Mohon tunggu...
Dimas Eka Priambudi
Dimas Eka Priambudi Mohon Tunggu... Mahasiswa - Mahasiswa

Mahasiswa Prodi Pendidikan Pancasila dan Kewarganegaraan, Universitas Negeri Semarang

Selanjutnya

Tutup

Ilmu Sosbud

Nilai Konservasi Sosial dalam Sistem Pertanian Modern

24 Maret 2023   20:53 Diperbarui: 24 Maret 2023   20:55 348
+
Laporkan Konten
Laporkan Akun
Kompasiana adalah platform blog. Konten ini menjadi tanggung jawab bloger dan tidak mewakili pandangan redaksi Kompas.
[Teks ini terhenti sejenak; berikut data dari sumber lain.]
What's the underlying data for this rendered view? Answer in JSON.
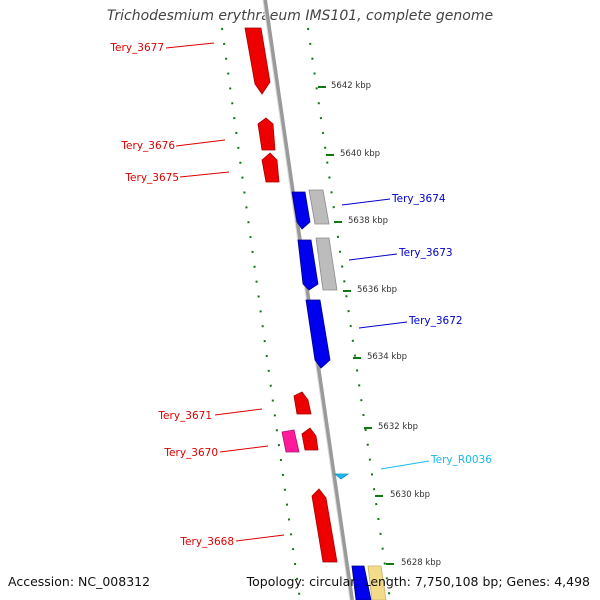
{
  "title": "Trichodesmium erythraeum IMS101, complete genome",
  "footer": {
    "accession": "Accession: NC_008312",
    "topology": "Topology: circular; Length: 7,750,108 bp; Genes: 4,498"
  },
  "colors": {
    "forward_gene": "#ff0000",
    "reverse_gene": "#0000ff",
    "rrna_gene": "#ff1493",
    "rna_gene": "#1ab8ef",
    "cds_gray": "#b8b8b8",
    "cds_yellow": "#f0d878",
    "backbone": "#888888",
    "tick_marks": "#117711"
  },
  "genes": [
    {
      "label": "Tery_3677",
      "strand": "forward",
      "color": "#d00000"
    },
    {
      "label": "Tery_3676",
      "strand": "forward",
      "color": "#d00000"
    },
    {
      "label": "Tery_3675",
      "strand": "forward",
      "color": "#d00000"
    },
    {
      "label": "Tery_3674",
      "strand": "reverse",
      "color": "#0000c0"
    },
    {
      "label": "Tery_3673",
      "strand": "reverse",
      "color": "#0000c0"
    },
    {
      "label": "Tery_3672",
      "strand": "reverse",
      "color": "#0000c0"
    },
    {
      "label": "Tery_3671",
      "strand": "forward",
      "color": "#d00000"
    },
    {
      "label": "Tery_3670",
      "strand": "forward",
      "color": "#d00000"
    },
    {
      "label": "Tery_R0036",
      "strand": "reverse",
      "color": "#1ab8ef"
    },
    {
      "label": "Tery_3668",
      "strand": "forward",
      "color": "#d00000"
    }
  ],
  "scale_ticks": [
    "5642 kbp",
    "5640 kbp",
    "5638 kbp",
    "5636 kbp",
    "5634 kbp",
    "5632 kbp",
    "5630 kbp",
    "5628 kbp"
  ]
}
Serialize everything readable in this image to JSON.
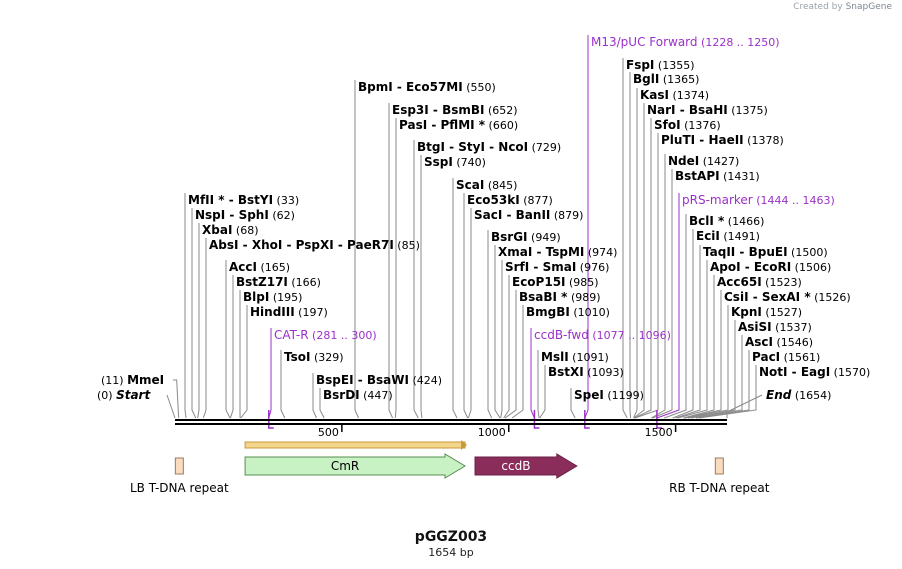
{
  "watermark": {
    "prefix": "Created by",
    "brand": "SnapGene"
  },
  "sequence": {
    "name": "pGGZ003",
    "length_label": "1654 bp",
    "length": 1654
  },
  "axis": {
    "ticks": [
      {
        "label": "500",
        "pos": 500
      },
      {
        "label": "1000",
        "pos": 1000
      },
      {
        "label": "1500",
        "pos": 1500
      }
    ]
  },
  "labels": [
    {
      "name": "FspI",
      "pos": "(1355)",
      "site": 1355,
      "kind": "enzyme"
    },
    {
      "name": "BglI",
      "pos": "(1365)",
      "site": 1365,
      "kind": "enzyme"
    },
    {
      "name": "KasI",
      "pos": "(1374)",
      "site": 1374,
      "kind": "enzyme"
    },
    {
      "name": "NarI  - BsaHI",
      "pos": "(1375)",
      "site": 1375,
      "kind": "enzyme"
    },
    {
      "name": "SfoI",
      "pos": "(1376)",
      "site": 1376,
      "kind": "enzyme"
    },
    {
      "name": "PluTI  - HaeII",
      "pos": "(1378)",
      "site": 1378,
      "kind": "enzyme"
    },
    {
      "name": "NdeI",
      "pos": "(1427)",
      "site": 1427,
      "kind": "enzyme"
    },
    {
      "name": "BstAPI",
      "pos": "(1431)",
      "site": 1431,
      "kind": "enzyme"
    },
    {
      "name": "pRS-marker",
      "pos": "(1444 .. 1463)",
      "site": 1444,
      "kind": "primer"
    },
    {
      "name": "BclI *",
      "pos": "(1466)",
      "site": 1466,
      "kind": "enzyme"
    },
    {
      "name": "EciI",
      "pos": "(1491)",
      "site": 1491,
      "kind": "enzyme"
    },
    {
      "name": "TaqII  - BpuEI",
      "pos": "(1500)",
      "site": 1500,
      "kind": "enzyme"
    },
    {
      "name": "ApoI  - EcoRI",
      "pos": "(1506)",
      "site": 1506,
      "kind": "enzyme"
    },
    {
      "name": "Acc65I",
      "pos": "(1523)",
      "site": 1523,
      "kind": "enzyme"
    },
    {
      "name": "CsiI  - SexAI *",
      "pos": "(1526)",
      "site": 1526,
      "kind": "enzyme"
    },
    {
      "name": "KpnI",
      "pos": "(1527)",
      "site": 1527,
      "kind": "enzyme"
    },
    {
      "name": "AsiSI",
      "pos": "(1537)",
      "site": 1537,
      "kind": "enzyme"
    },
    {
      "name": "AscI",
      "pos": "(1546)",
      "site": 1546,
      "kind": "enzyme"
    },
    {
      "name": "PacI",
      "pos": "(1561)",
      "site": 1561,
      "kind": "enzyme"
    },
    {
      "name": "NotI  - EagI",
      "pos": "(1570)",
      "site": 1570,
      "kind": "enzyme"
    },
    {
      "name": "End",
      "pos": "(1654)",
      "site": 1654,
      "kind": "end"
    },
    {
      "name": "M13/pUC Forward",
      "pos": "(1228 .. 1250)",
      "site": 1228,
      "kind": "primer"
    },
    {
      "name": "BpmI  - Eco57MI",
      "pos": "(550)",
      "site": 550,
      "kind": "enzyme"
    },
    {
      "name": "Esp3I  - BsmBI",
      "pos": "(652)",
      "site": 652,
      "kind": "enzyme"
    },
    {
      "name": "PasI  - PflMI *",
      "pos": "(660)",
      "site": 660,
      "kind": "enzyme"
    },
    {
      "name": "BtgI  - StyI  - NcoI",
      "pos": "(729)",
      "site": 729,
      "kind": "enzyme"
    },
    {
      "name": "SspI",
      "pos": "(740)",
      "site": 740,
      "kind": "enzyme"
    },
    {
      "name": "ScaI",
      "pos": "(845)",
      "site": 845,
      "kind": "enzyme"
    },
    {
      "name": "Eco53kI",
      "pos": "(877)",
      "site": 877,
      "kind": "enzyme"
    },
    {
      "name": "SacI  - BanII",
      "pos": "(879)",
      "site": 879,
      "kind": "enzyme"
    },
    {
      "name": "BsrGI",
      "pos": "(949)",
      "site": 949,
      "kind": "enzyme"
    },
    {
      "name": "XmaI  - TspMI",
      "pos": "(974)",
      "site": 974,
      "kind": "enzyme"
    },
    {
      "name": "SrfI  - SmaI",
      "pos": "(976)",
      "site": 976,
      "kind": "enzyme"
    },
    {
      "name": "EcoP15I",
      "pos": "(985)",
      "site": 985,
      "kind": "enzyme"
    },
    {
      "name": "BsaBI *",
      "pos": "(989)",
      "site": 989,
      "kind": "enzyme"
    },
    {
      "name": "BmgBI",
      "pos": "(1010)",
      "site": 1010,
      "kind": "enzyme"
    },
    {
      "name": "ccdB-fwd",
      "pos": "(1077 .. 1096)",
      "site": 1077,
      "kind": "primer"
    },
    {
      "name": "MslI",
      "pos": "(1091)",
      "site": 1091,
      "kind": "enzyme"
    },
    {
      "name": "BstXI",
      "pos": "(1093)",
      "site": 1093,
      "kind": "enzyme"
    },
    {
      "name": "SpeI",
      "pos": "(1199)",
      "site": 1199,
      "kind": "enzyme"
    },
    {
      "name": "MfII *  - BstYI",
      "pos": "(33)",
      "site": 33,
      "kind": "enzyme"
    },
    {
      "name": "NspI  - SphI",
      "pos": "(62)",
      "site": 62,
      "kind": "enzyme"
    },
    {
      "name": "XbaI",
      "pos": "(68)",
      "site": 68,
      "kind": "enzyme"
    },
    {
      "name": "AbsI  - XhoI  - PspXI  - PaeR7I",
      "pos": "(85)",
      "site": 85,
      "kind": "enzyme"
    },
    {
      "name": "AccI",
      "pos": "(165)",
      "site": 165,
      "kind": "enzyme"
    },
    {
      "name": "BstZ17I",
      "pos": "(166)",
      "site": 166,
      "kind": "enzyme"
    },
    {
      "name": "BlpI",
      "pos": "(195)",
      "site": 195,
      "kind": "enzyme"
    },
    {
      "name": "HindIII",
      "pos": "(197)",
      "site": 197,
      "kind": "enzyme"
    },
    {
      "name": "CAT-R",
      "pos": "(281 .. 300)",
      "site": 281,
      "kind": "primer"
    },
    {
      "name": "TsoI",
      "pos": "(329)",
      "site": 329,
      "kind": "enzyme"
    },
    {
      "name": "BspEI  - BsaWI",
      "pos": "(424)",
      "site": 424,
      "kind": "enzyme"
    },
    {
      "name": "BsrDI",
      "pos": "(447)",
      "site": 447,
      "kind": "enzyme"
    },
    {
      "name": "MmeI",
      "pos": "(11)",
      "site": 11,
      "kind": "enzyme"
    },
    {
      "name": "Start",
      "pos": "(0)",
      "site": 0,
      "kind": "start"
    }
  ],
  "features": [
    {
      "name": "LB T-DNA repeat",
      "start": 1,
      "end": 25,
      "type": "repeat",
      "color": "#f9dcc0"
    },
    {
      "name": "CmR",
      "start": 210,
      "end": 869,
      "type": "gene",
      "color": "#c8f2c4"
    },
    {
      "name": "ccdB",
      "start": 899,
      "end": 1204,
      "type": "gene",
      "color": "#8b2d5b"
    },
    {
      "name": "RB T-DNA repeat",
      "start": 1619,
      "end": 1643,
      "type": "repeat",
      "color": "#f9dcc0"
    }
  ],
  "orf": {
    "start": 210,
    "end": 869,
    "color": "#c8993b"
  },
  "colors": {
    "enzyme": "#000000",
    "primer": "#9b30c8",
    "line": "#333333"
  }
}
Indonesia sering dikenal oleh masyarakat luas sebagai negara agraris. Negara Agraris adalah sebuah negara yang mata pencaharian warga negaranya mayoritas di sektor pertanian. Maka, jika kita berbicara mengenai sistem pada bidang pertanian maka tidak dapat dilepaskan dalam kehidupan bernegara Indonesia sebagai negara Agraris. Beberapa hari yang lalu sebelum saya menulis essai ini saya sempat bertemu dengan salah satu petani di Desa Tanjung, Kecamatan Kedungtuban, Kabupaten Blora, Jawa Tengah yaitu Bapak Sumaryanto. Dalam pertemuan tersebut saya banyak bertanya kepada Bapak Sumaryanto mengenai sistem pertanian modern yang sekarang sudah banyak diterapkan di beberapa wilayah. Beliau terlihat sangat antusias ketika saya bertanya mengenai konsep konservasi sosial dalam sistem pertanian saat ini, kebetulan juga beliau adalah anggota Kelompok Tani yang ada di Desa Tanjung. Saya bertanya dari mulai masa tanam hingga masa panen.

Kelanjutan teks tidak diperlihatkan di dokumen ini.